Youre right, we dont know how to call such format in English ? In Paris School of Gestalt (EPG), our staff run 12 such ongoing monthly groups in different towns, since many years and they received some thousands participants since we began.
Of course, the residential setting allows more involvment and the various shared life moments between the official sessions are also a part of the work . The therapists have frequent unformal individual and group contacts with clients during these free time .

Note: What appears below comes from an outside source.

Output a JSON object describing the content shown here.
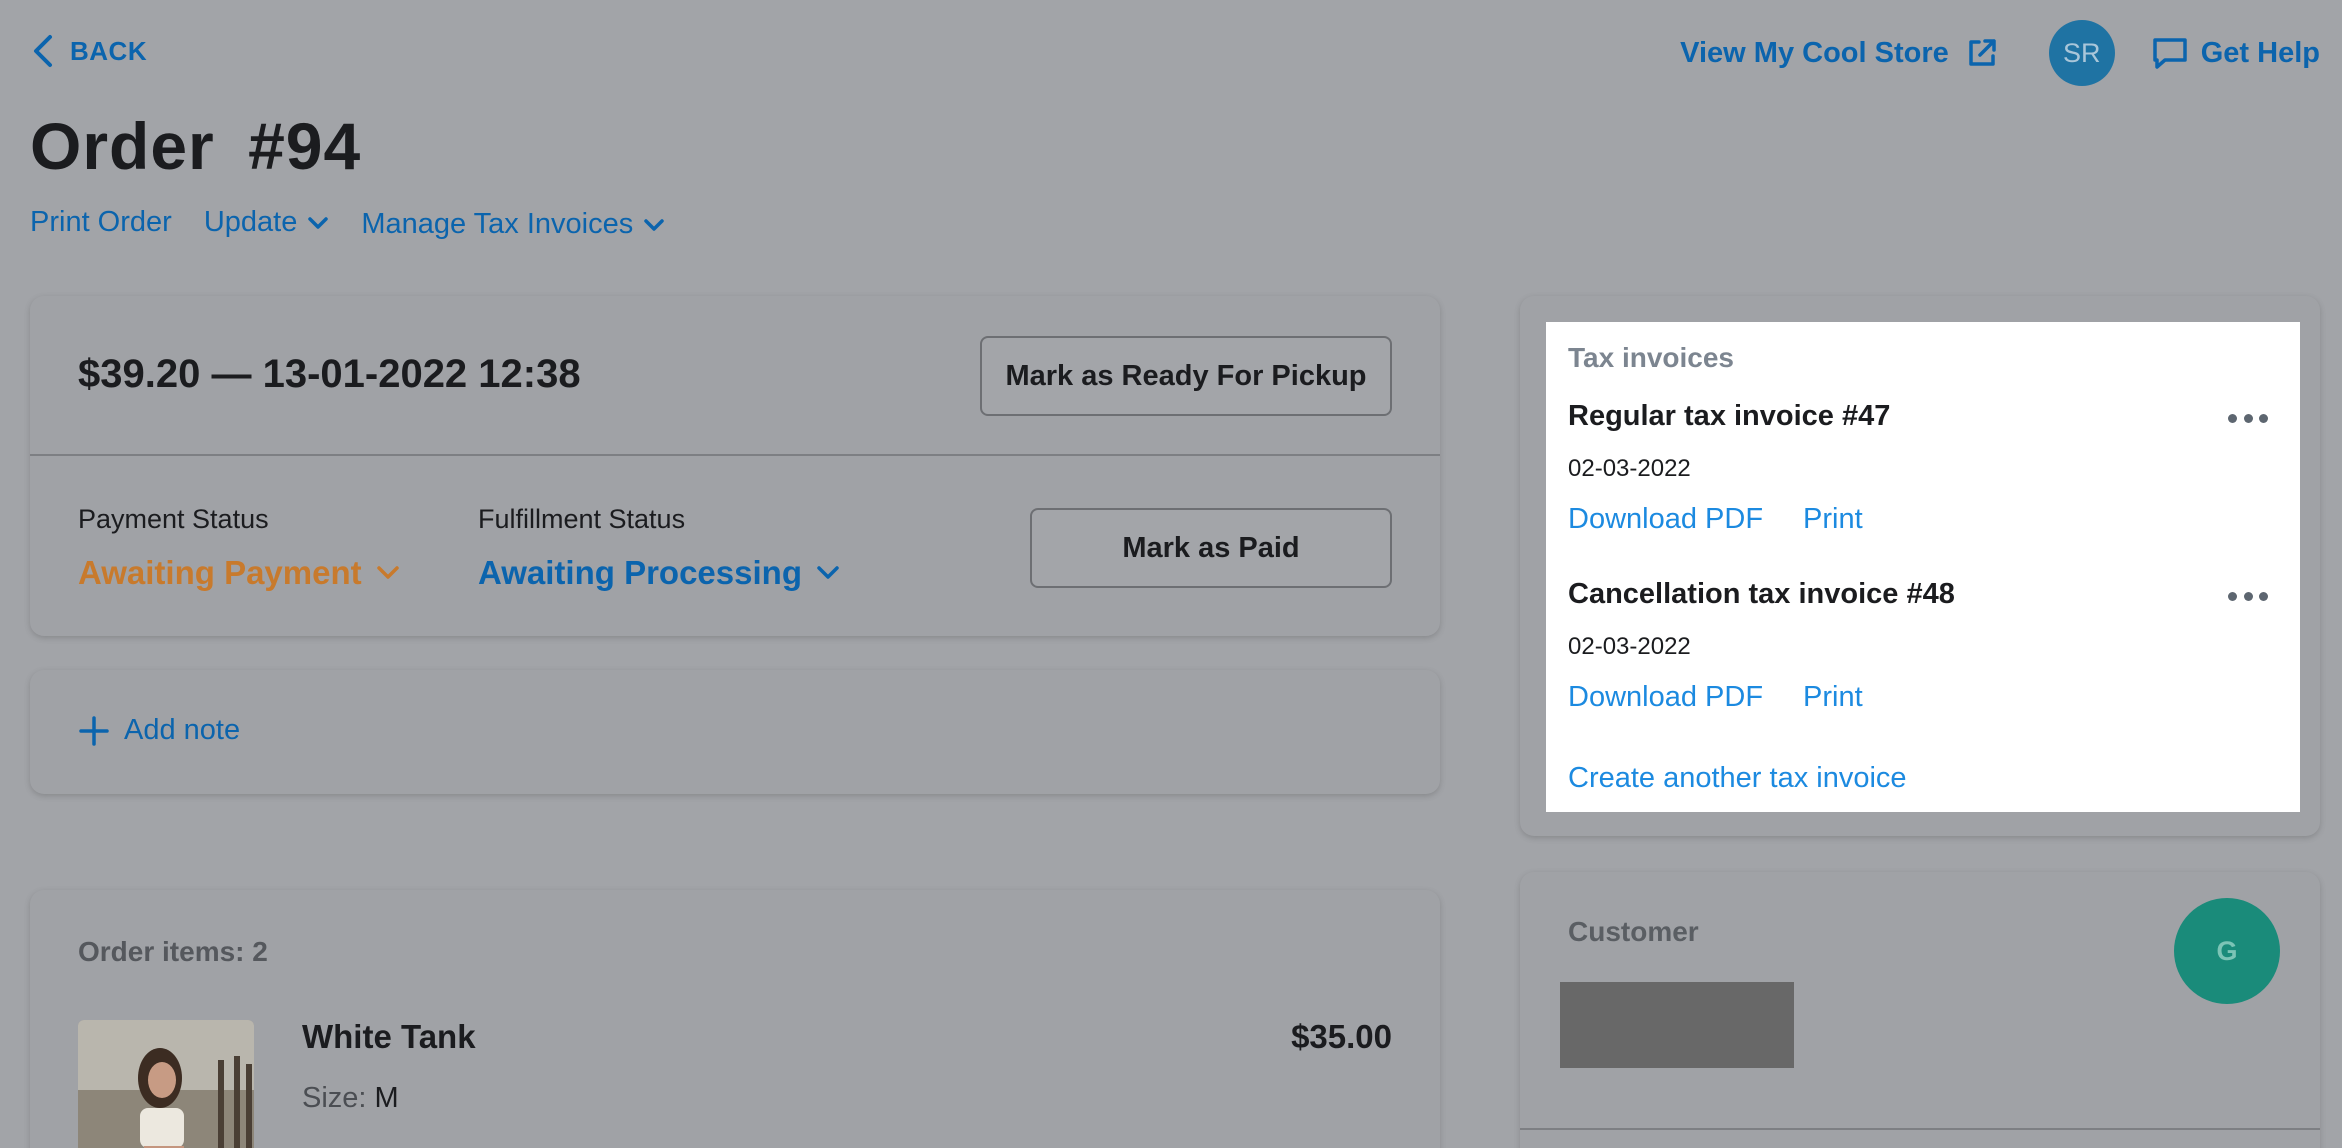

Unfortunatly, we are not equipped for a scientific research with a control group and external neutral researchers from a university. The appreciation is clearly intersubjective : feelings of the client him or herself, of the two therapists and of the group. Quite often, we have also a feed back of friends, collegues or partners, especially when they ask to participate in another such therapeutic group because they have been struck and impressed by the improvement of their friends or partner which is not exceptionnal.
In France, its difficult to practice physical contact within an individual session, because of ethical concerns, but its allowed within a group setting where clients can experiment tenderness and aggression within their bodies and then express verbally their deep or repressed feelings around their needs. Different neuroscientific research have shown the impact of such emotional experiences on neurotransmitters and brain functionning (Laborit 1979, Changeux 1983, Vincent 1986, Jouvet 1992, but also Rossi 1987, Damasio 1993, 1999, etc.).
We have been touched by your attentive reading of our hypothesis.